Passer d'une situation de couple avec deux salaires, des charges fixes assez prévisibles, à une situation d'indépendant, un congé maternité, un bébé, des envies de vacances, c'est beaucoup plus compliqué.

Et puis, je débutais tout juste mon entreprise… j'avais facturé mon premier client mais je ne savais pas vraiment quand il allait payer…

J'ai eu un très bon premier contact avec Plénit'Finances. Leur attitude est très bienveillante !

J'ai alors pensé qu'un regard extérieur, un conseil presque amical me soulagerait un peu. Organiser des soirées Excel avec ma femme pour consulter nos comptes n'était pas ce qui me passionnait le plus !

Et là, je n'ai pas été déçu. Ma formatrice-coach m'apportait une vision externe sur mon budget, mes dépenses… Elle m'a clairement permis de baisser mon stress et d'augmenter ma sérénité.

Et cela s'est passé comment ?

Difficilement ! J'en rigole aujourd'hui, mais c'est vraiment ça. Comme je t'ai dit, je suis quelqu'un de très organisé, j'aime analyser, optimiser...

Je n'avais aucun problème à laisser ma formatrice-coach visualiser les comptes et classifier les budgets dans l'outil dédié. C'était même rassurant pour moi de savoir que j'avais quelqu'un pour m'épauler au cas où j'oubliais de classifier une dépense dans un poste budgétaire.

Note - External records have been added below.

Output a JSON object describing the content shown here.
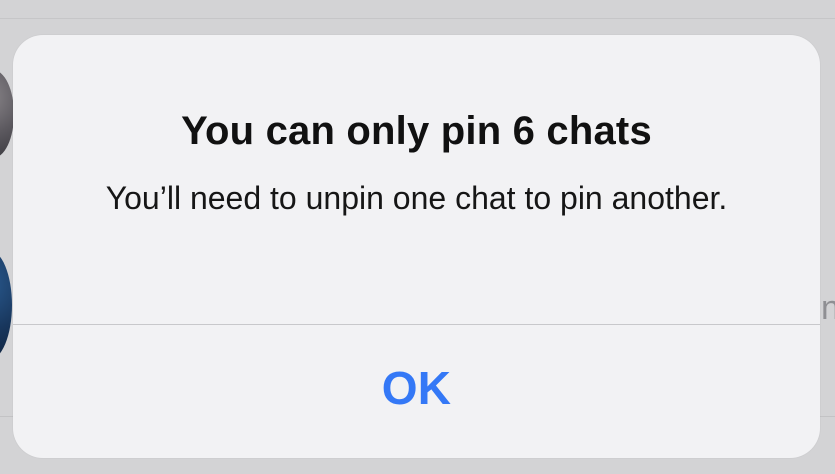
{
  "background": {
    "partial_text": "n"
  },
  "alert": {
    "title": "You can only pin 6 chats",
    "message": "You’ll need to unpin one chat to pin another.",
    "button": {
      "label": "OK"
    }
  },
  "colors": {
    "accent": "#3478F6",
    "alert_background": "#F2F2F4",
    "screen_background": "#D3D3D5"
  }
}
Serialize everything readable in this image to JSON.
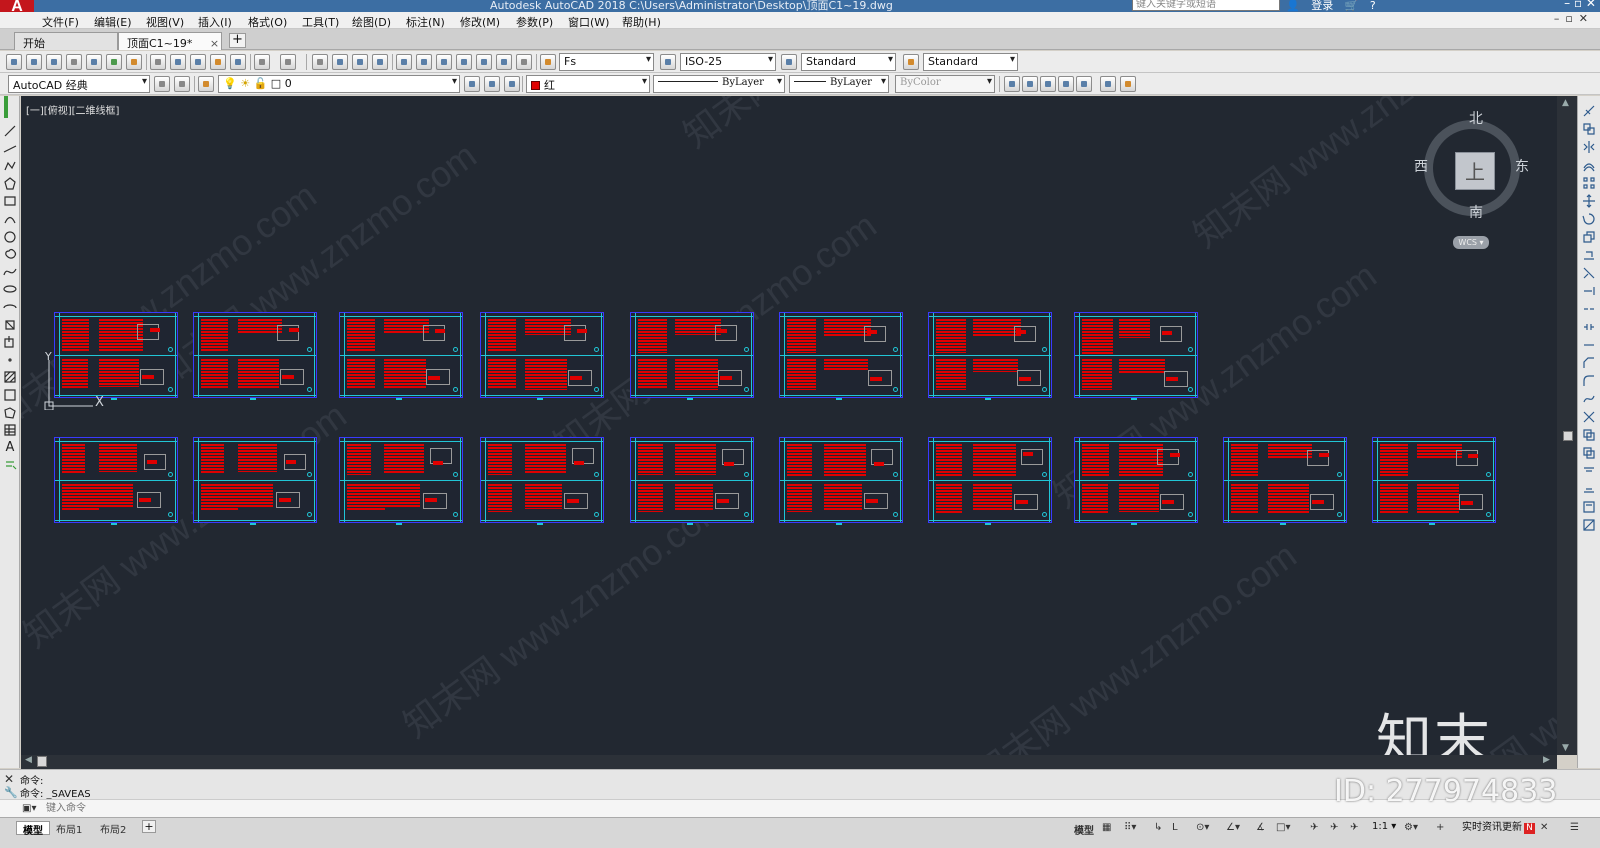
{
  "app": {
    "title": "Autodesk AutoCAD 2018     C:\\Users\\Administrator\\Desktop\\顶面C1~19.dwg",
    "search_placeholder": "键入关键字或短语",
    "login": "登录",
    "help": "?"
  },
  "menu": [
    "文件(F)",
    "编辑(E)",
    "视图(V)",
    "插入(I)",
    "格式(O)",
    "工具(T)",
    "绘图(D)",
    "标注(N)",
    "修改(M)",
    "参数(P)",
    "窗口(W)",
    "帮助(H)"
  ],
  "tabs": [
    {
      "label": "开始",
      "active": false
    },
    {
      "label": "顶面C1~19*",
      "active": true
    }
  ],
  "tab_close_glyph": "×",
  "toolbar1": {
    "text_style": "Fs",
    "dim_style": "ISO-25",
    "table_style": "Standard",
    "mleader_style": "Standard"
  },
  "toolbar2": {
    "workspace": "AutoCAD 经典",
    "layer": "0",
    "color": "红",
    "linetype": "ByLayer",
    "lineweight": "ByLayer",
    "plotstyle": "ByColor"
  },
  "viewport": {
    "label": "[一][俯视][二维线框]"
  },
  "viewcube": {
    "north": "北",
    "south": "南",
    "east": "东",
    "west": "西",
    "top": "上",
    "wcs": "WCS ▾"
  },
  "ucs": {
    "x": "X",
    "y": "Y"
  },
  "watermark_text": "知末网 www.znzmo.com",
  "brand": "知末",
  "id_label": "ID: 277974833",
  "command": {
    "history": [
      "命令:",
      "命令:  _SAVEAS"
    ],
    "placeholder": "键入命令"
  },
  "layouts": [
    {
      "label": "模型",
      "active": true
    },
    {
      "label": "布局1",
      "active": false
    },
    {
      "label": "布局2",
      "active": false
    }
  ],
  "status": {
    "model": "模型",
    "zoom": "1:1 ▾",
    "news": "实时资讯更新",
    "news_badge": "N"
  },
  "colors": {
    "canvas_bg": "#222831",
    "sheet_red": "#e00000",
    "sheet_cyan": "#21c6d6",
    "sheet_border": "#3a3aff",
    "titlebar": "#3c6ea3"
  },
  "sheets": {
    "rows": 2,
    "row1_count": 8,
    "row2_count": 10
  }
}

Qu'est-ce qui a été difficile alors ?

Il faut savoir que la méthodologie Plénit'Finances est très structurée.

En fait, je venais surtout pour un audit de ma méthode de gestion, tandis que Plénit est un véritable organisme de formation…

La première phase de l'accompagnement nous force à remettre en cause notre mode de gestion pour être guidé vers une méthodologie qui fait ses preuves. Cela a pris un peu de temps, mais j'ai fini par faire confiance à mon formateur !

Vos méthodes étaient radicalement différentes ?

Non, mais ça n'a pas été toujours facile entre nous !

Plénit met beaucoup l'accent sur la prévision budgétaire, ce que je ne fais pas du tout.

Je comprends la logique de leur méthode, elle est parfaitement adaptée aux personnes qui sont régulièrement à découvert et qui ont besoin d'un cadrage fort pour s'en sortir.

Elle l'est peut-être moins pour moi qui apprécie un peu de flexibilité dans mes comptes, car je peux me permettre de ne pas tout budgéter à l'euro près.

Les deux n'allaient pas vraiment ensemble… Au début, je retouchais les prévisions de trésorerie établies en début de mois… c'était une erreur, cela faussait tout le suivi !

Leur méthode t'a été utile tout de même ?

Oui, et je vais te donner un exemple : la vape. Je vapote par plaisir, et j'aime acheter tout ce qui tourne autour lors de ventes privées par exemple. Mais je n'avais jamais mesuré combien cela me coûtait réellement. À l'initiative de ma formatrice-coach, j'ai créé un poste dédié et là, j'ai eu une surprise.

Une grosse surprise ?

Une surprise à 300 euros par mois ! 300 euros par mois, alors que j'avais 15 bouteilles encore fermées dans mes placards ! Je payais mais je n'en profitais pas vraiment !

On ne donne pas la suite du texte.